Pollution Killing You, May Also Be Making You Fat
By Anna Myers
A study conducted by researchers at Duke University has suggested that in addition to being responsible for one in five deaths and 250,000 premature deaths in China, heavy pollution could also increase peoples’ risk of obesity.
The study used pregnant rats to try to establish the effect of pollution on weight. The first group of rats was exposed to Beijing’s air, and the control group treated to filtered air. Both were given the same diet.
The results were about as disconcerting as possible. The two groups of rats were the same weight at the start of the study. However, after 14 days, the rats breathing polluted air were 7 percent heavier, and by 19 days they were already 15 percent fatter than their filtered-air counterparts.
The pollution caused just as much damage to their insides. The rats living in polluted air suffered from inflammation of the lungs and liver, which were (respectively) 25 percent and 16 percent heavier than those of the control group.
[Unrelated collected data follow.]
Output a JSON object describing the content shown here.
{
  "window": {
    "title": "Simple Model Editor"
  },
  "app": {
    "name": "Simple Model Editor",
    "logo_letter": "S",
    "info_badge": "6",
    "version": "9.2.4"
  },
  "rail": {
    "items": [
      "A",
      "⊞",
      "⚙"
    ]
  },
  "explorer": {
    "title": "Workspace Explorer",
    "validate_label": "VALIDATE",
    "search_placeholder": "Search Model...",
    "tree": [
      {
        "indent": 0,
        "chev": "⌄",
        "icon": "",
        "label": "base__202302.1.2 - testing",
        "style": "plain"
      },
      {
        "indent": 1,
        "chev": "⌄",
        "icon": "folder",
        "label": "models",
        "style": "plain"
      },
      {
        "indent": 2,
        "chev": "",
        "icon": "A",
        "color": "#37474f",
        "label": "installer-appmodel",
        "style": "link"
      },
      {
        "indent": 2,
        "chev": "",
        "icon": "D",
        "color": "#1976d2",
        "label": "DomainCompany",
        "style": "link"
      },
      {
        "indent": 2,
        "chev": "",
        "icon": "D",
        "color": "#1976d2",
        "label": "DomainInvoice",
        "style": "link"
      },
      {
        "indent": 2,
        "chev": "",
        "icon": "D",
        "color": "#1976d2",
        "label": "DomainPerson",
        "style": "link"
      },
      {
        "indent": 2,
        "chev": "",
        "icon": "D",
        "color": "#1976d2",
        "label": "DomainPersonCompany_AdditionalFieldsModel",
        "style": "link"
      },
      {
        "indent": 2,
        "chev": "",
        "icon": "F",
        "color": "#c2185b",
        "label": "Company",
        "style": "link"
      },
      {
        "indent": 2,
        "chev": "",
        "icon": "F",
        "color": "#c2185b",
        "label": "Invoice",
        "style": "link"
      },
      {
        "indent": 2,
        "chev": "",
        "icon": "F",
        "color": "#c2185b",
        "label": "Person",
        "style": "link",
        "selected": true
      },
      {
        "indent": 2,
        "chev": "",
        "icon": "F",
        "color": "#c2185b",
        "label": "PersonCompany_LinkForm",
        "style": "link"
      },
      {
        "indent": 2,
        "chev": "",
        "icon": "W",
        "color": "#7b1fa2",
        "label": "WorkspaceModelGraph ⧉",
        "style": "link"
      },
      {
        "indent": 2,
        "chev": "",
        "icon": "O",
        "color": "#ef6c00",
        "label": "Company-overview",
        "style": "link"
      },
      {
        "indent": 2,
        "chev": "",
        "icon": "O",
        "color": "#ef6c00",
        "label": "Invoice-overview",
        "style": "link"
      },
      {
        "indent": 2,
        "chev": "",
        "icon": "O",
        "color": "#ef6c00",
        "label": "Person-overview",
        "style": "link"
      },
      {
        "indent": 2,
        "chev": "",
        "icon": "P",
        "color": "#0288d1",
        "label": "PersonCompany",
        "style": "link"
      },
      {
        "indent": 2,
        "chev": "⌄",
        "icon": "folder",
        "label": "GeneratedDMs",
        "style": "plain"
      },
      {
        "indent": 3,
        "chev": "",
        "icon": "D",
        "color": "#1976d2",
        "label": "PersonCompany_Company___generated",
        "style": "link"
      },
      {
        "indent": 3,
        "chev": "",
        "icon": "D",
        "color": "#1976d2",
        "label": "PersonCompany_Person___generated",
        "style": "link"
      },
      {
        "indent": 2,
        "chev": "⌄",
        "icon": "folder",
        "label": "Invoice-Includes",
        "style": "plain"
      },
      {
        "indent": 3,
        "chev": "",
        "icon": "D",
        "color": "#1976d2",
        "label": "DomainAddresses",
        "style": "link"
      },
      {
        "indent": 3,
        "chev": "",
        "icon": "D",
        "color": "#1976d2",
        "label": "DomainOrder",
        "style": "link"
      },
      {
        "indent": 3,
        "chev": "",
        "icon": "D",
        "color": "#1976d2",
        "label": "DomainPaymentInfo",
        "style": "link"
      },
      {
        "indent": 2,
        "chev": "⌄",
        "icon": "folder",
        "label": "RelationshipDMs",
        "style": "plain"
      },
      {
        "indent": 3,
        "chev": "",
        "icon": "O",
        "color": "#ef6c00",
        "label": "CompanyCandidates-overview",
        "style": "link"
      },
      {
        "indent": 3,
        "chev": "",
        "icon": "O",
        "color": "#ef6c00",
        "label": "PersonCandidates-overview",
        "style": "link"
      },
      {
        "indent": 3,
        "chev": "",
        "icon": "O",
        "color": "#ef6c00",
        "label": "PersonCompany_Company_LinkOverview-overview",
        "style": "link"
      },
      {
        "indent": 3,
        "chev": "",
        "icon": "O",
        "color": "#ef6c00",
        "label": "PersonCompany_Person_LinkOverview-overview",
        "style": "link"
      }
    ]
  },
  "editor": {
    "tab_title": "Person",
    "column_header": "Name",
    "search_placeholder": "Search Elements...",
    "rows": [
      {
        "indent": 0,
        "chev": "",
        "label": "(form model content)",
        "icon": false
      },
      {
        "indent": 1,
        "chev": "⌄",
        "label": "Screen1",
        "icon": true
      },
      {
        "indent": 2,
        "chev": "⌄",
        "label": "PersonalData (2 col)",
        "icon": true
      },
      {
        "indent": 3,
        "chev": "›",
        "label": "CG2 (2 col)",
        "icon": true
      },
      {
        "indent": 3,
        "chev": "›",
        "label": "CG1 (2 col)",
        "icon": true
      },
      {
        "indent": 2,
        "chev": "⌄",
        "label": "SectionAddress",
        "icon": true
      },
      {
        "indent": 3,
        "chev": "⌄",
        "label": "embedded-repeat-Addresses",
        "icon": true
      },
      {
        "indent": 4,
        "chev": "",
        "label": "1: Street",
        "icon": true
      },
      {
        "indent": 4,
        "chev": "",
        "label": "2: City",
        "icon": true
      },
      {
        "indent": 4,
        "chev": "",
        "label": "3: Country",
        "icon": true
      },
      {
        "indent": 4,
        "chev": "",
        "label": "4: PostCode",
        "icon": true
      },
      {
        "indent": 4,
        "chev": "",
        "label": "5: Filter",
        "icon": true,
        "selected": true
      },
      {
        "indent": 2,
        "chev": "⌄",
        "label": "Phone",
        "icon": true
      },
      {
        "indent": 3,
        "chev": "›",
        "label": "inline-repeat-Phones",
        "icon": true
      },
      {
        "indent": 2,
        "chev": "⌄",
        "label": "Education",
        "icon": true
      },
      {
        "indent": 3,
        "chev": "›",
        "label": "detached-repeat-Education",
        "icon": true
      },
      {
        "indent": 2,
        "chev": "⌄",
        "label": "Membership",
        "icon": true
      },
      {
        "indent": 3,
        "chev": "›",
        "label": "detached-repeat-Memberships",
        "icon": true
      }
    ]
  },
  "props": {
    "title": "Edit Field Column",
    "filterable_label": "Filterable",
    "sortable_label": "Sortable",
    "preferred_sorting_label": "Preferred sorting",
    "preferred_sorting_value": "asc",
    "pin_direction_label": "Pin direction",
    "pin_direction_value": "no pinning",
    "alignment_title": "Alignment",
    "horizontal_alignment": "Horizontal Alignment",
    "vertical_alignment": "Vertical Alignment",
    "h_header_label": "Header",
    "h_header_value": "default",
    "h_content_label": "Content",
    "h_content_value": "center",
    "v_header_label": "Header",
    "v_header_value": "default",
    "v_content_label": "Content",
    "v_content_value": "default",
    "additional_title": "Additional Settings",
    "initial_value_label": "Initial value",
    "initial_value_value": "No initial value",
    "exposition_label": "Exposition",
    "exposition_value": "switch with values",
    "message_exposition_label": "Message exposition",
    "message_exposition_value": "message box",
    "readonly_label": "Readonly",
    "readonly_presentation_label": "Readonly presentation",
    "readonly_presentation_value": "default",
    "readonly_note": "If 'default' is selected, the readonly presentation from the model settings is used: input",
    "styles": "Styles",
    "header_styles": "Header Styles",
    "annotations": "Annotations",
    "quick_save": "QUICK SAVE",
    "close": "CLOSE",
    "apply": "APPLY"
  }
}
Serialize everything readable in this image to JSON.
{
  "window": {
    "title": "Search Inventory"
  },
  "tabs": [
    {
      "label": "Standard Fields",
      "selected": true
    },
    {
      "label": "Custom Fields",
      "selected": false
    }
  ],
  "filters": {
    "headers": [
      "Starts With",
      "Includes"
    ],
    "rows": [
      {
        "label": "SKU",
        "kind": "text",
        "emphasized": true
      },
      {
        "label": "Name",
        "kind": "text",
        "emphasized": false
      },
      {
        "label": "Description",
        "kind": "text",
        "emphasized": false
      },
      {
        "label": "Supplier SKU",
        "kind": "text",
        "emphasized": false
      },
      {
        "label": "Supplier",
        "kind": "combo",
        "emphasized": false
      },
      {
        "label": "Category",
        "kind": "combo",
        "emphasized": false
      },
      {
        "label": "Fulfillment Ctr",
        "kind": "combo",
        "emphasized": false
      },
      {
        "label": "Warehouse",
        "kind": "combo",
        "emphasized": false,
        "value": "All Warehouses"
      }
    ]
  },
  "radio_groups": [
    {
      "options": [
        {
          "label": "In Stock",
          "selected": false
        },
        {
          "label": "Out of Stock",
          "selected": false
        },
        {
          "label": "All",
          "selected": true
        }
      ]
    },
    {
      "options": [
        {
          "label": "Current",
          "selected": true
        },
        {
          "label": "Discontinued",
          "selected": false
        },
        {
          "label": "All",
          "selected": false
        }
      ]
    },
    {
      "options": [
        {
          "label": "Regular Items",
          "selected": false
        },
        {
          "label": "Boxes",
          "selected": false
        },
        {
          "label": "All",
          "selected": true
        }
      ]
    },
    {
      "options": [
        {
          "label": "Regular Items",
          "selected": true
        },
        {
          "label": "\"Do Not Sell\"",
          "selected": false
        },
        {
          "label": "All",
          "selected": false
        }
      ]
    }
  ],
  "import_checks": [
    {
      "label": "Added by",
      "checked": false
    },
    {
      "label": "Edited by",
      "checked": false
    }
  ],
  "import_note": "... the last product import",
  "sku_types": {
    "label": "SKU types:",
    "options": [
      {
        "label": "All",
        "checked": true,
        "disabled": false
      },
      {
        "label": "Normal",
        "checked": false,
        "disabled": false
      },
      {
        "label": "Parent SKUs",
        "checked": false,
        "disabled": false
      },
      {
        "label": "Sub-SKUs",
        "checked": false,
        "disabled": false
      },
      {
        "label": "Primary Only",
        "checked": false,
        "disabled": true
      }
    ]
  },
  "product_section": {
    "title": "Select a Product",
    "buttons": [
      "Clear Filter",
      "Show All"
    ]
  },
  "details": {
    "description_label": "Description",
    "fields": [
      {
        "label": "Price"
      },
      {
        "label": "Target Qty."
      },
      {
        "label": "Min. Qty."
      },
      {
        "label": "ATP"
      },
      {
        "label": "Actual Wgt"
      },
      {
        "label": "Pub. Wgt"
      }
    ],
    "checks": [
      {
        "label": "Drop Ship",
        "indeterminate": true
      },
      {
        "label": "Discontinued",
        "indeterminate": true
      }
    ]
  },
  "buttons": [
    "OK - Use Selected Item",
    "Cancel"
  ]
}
They were also found to have LDL cholesterol that was 15 percent higher – a problem that increases the level of fat in the bloodstream, causing it to accumulate in the body.
But can we be sure that humans will be affected in the same way? As Marie Ng, an author for the Lancet medical journal, told the Los Angeles Times: “Generalizing from rats to humans, we have to be careful.” Even Jim Zhang, one of the study’s lead authors, maintains that “we cannot 100% translate this to humans.”
However China’s obesity rate continues to rise. From negligible levels 30 years ago, 28 percent of Chinese men and 27 percent of women are now classified as obese or overweight, amounting to nearly 350 million people. Whether or not pollution is to blame, obesity is also a problem that needs to be tackled in China.